First, the Judiciary Committee meets today to hear from five judicial nominees. They are:

Court of Appeals:
  1. Judge Joseph Bianco, who is currently on the Eastern District of New York (Brooklyn and Long Island) bench, for the Second Circuit
  2. Michael Park of Consovoy McCarthy Park for the Second Circuit
District Courts:
  1. Justice Greg Guidry of the Louisiana Supreme Court for the Eastern District of Louisiana
  2. Michael Liburdi, a former counsel to Governor of Arizona Doug Ducey and current partner at Greenberg Traurig, for the District of Arizona
  3. Peter D. Welte, a former Grand Forks County State’s Attorney and current partner at the Vogel Law Firm, for the District of North Dakota
Some notes:
  • Neither Bianco nor Park have blue slips returned from either Senate Democratic Leader Chuck Schumer or Senator (and presidential candidate) Kirsten Gillibrand. The war on blue slips is about to ramp up.

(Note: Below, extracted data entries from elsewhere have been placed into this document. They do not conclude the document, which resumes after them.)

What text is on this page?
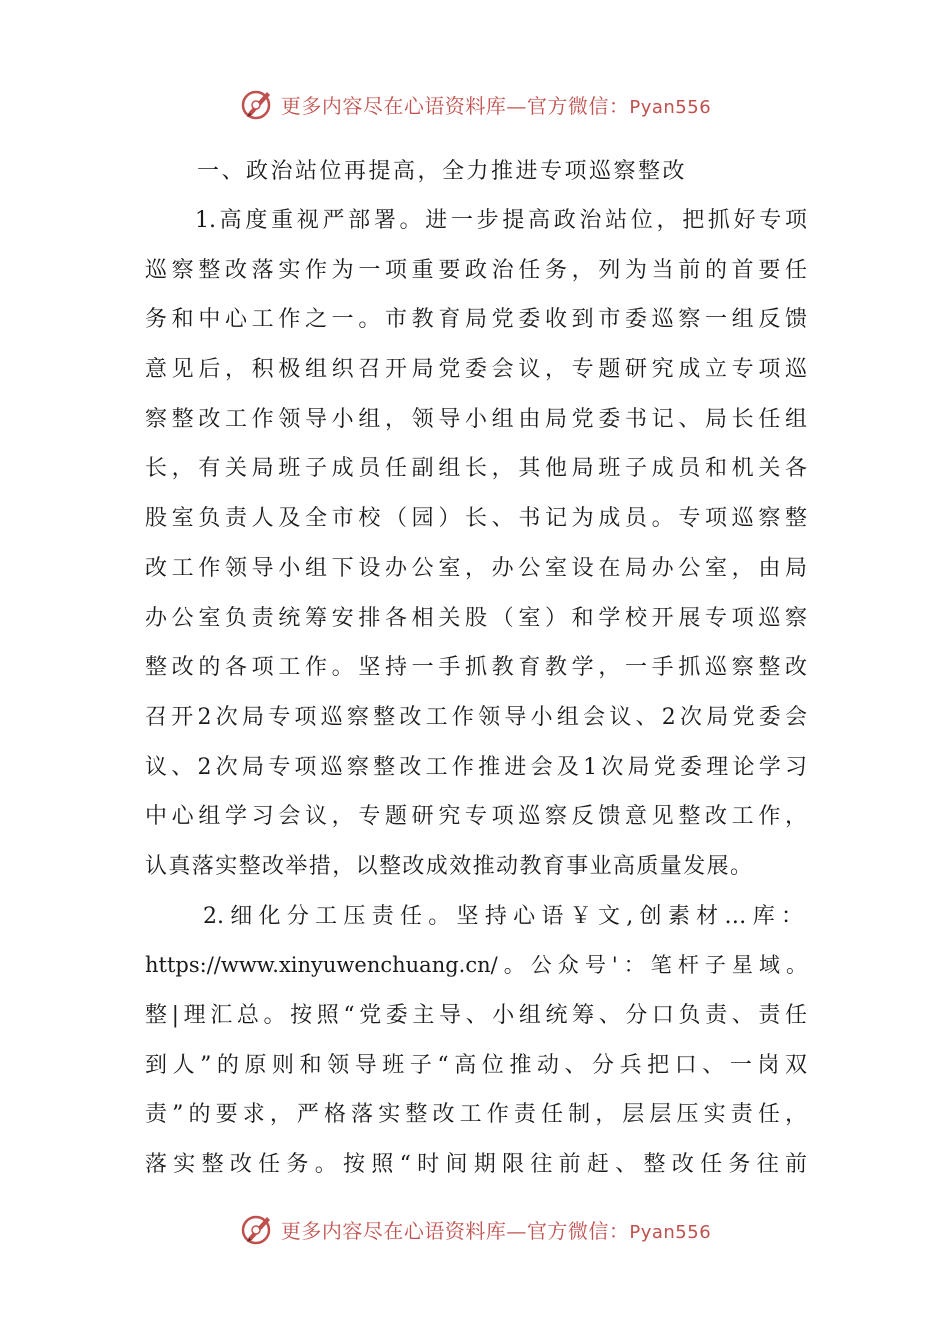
更多内容尽在心语资料库—官方微信：Pyan556

一、政治站位再提高，全力推进专项巡察整改

1.高度重视严部署。进一步提高政治站位，把抓好专项

巡察整改落实作为一项重要政治任务，列为当前的首要任

务和中心工作之一。市教育局党委收到市委巡察一组反馈

意见后，积极组织召开局党委会议，专题研究成立专项巡

察整改工作领导小组，领导小组由局党委书记、局长任组

长，有关局班子成员任副组长，其他局班子成员和机关各

股室负责人及全市校（园）长、书记为成员。专项巡察整

改工作领导小组下设办公室，办公室设在局办公室，由局

办公室负责统筹安排各相关股（室）和学校开展专项巡察

整改的各项工作。坚持一手抓教育教学，一手抓巡察整改

召开2次局专项巡察整改工作领导小组会议、2次局党委会

议、2次局专项巡察整改工作推进会及1次局党委理论学习

中心组学习会议，专题研究专项巡察反馈意见整改工作，

认真落实整改举措，以整改成效推动教育事业高质量发展。

2.细化分工压责任。坚持心语￥文,创素材…库：

https://www.xinyuwenchuang.cn/。公众号'：笔杆子星域。

整|理汇总。按照“党委主导、小组统筹、分口负责、责任

到人”的原则和领导班子“高位推动、分兵把口、一岗双

责”的要求，严格落实整改工作责任制，层层压实责任，

落实整改任务。按照“时间期限往前赶、整改任务往前

更多内容尽在心语资料库—官方微信：Pyan556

  • Liburdi’s nomination is moving ahead relatively swiftly, indicating that Senator Kyrsten Sinema both returned her blue slip without haste and also is not posing much of an obstacle to the White House, judges-wise. It's also notable that he received a straight "qualified" rating from the ABA.
  • Guidry and Welte both are from states with two Republican senators, indicating that Chairman Lindsey Graham might be prioritizing nominees supported by his party’s senators (this has typically been standard practice) ahead of candidates from blue states who were nominated earlier.

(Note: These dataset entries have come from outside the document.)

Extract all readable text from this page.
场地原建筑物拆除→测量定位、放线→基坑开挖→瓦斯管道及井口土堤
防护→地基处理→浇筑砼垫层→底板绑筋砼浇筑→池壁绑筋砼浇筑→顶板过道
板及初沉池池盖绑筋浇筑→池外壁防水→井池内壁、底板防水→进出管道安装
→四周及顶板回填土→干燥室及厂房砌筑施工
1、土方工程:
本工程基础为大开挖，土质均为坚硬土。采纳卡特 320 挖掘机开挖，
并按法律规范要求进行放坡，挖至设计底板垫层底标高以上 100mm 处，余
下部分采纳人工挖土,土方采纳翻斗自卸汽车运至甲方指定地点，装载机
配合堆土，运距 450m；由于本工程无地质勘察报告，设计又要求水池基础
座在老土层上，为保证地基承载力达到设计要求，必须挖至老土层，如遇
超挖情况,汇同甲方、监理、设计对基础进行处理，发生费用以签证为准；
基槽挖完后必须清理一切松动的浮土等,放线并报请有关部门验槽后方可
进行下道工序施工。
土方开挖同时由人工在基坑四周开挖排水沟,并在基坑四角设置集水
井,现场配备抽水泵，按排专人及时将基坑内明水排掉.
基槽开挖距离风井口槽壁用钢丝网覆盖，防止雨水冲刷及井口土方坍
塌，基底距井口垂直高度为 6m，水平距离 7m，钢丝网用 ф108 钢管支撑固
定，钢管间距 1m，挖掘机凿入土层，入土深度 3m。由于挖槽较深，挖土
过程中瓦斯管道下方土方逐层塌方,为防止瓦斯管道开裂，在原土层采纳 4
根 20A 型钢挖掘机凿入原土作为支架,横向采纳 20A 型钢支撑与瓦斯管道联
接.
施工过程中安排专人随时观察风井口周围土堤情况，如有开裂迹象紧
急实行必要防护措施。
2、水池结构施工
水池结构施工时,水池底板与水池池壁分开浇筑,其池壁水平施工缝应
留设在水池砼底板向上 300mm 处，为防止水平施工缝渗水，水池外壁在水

The Senate Rules Committee is also meeting today to take up a resolution that changes the maximum amount of postcloture time for certain nominations, including reducing debate time for district court and Court of Federal Claims nominees from thirty hours to two hours. This would greatly speed up Republicans’ efforts to confirm judges and thus will draw significant opposition from Democrats (despite a resolution of similar wording and effect passing with bipartisan support in 2013). I'll go into more detail about this rule change in the near future.

Tomorrow, the Judiciary Committee is meeting in executive session to consider nominees from last week's hearing, including D.C. Circuit nominee Neomi Rao, who is currently the Administrator for the Office of Information and Regulatory Affairs (the "regulation czar"), and two nominees to the Privacy and Civil Liberties Oversight Board: Aditya Bamzai (R) and Travis LeBlanc (D). These nominees will be held over officially for a week, and as the Senate is in recess for Washington's birthday next week, they will likely be reported on February 28, adding to the 44 nominees already pending on the floor. Judging by Rao's confirmation tally to OIRA, her eventual confirmation to the D.C. Circuit will be on roughly party lines.

On the floor, the body is voting on a public lands package, along with voting to confirm Attorney General nominee William Barr, and is working to pass an appropriations bill to keep the Department of Homeland Security and other agencies open past the approaching funding gap on Friday.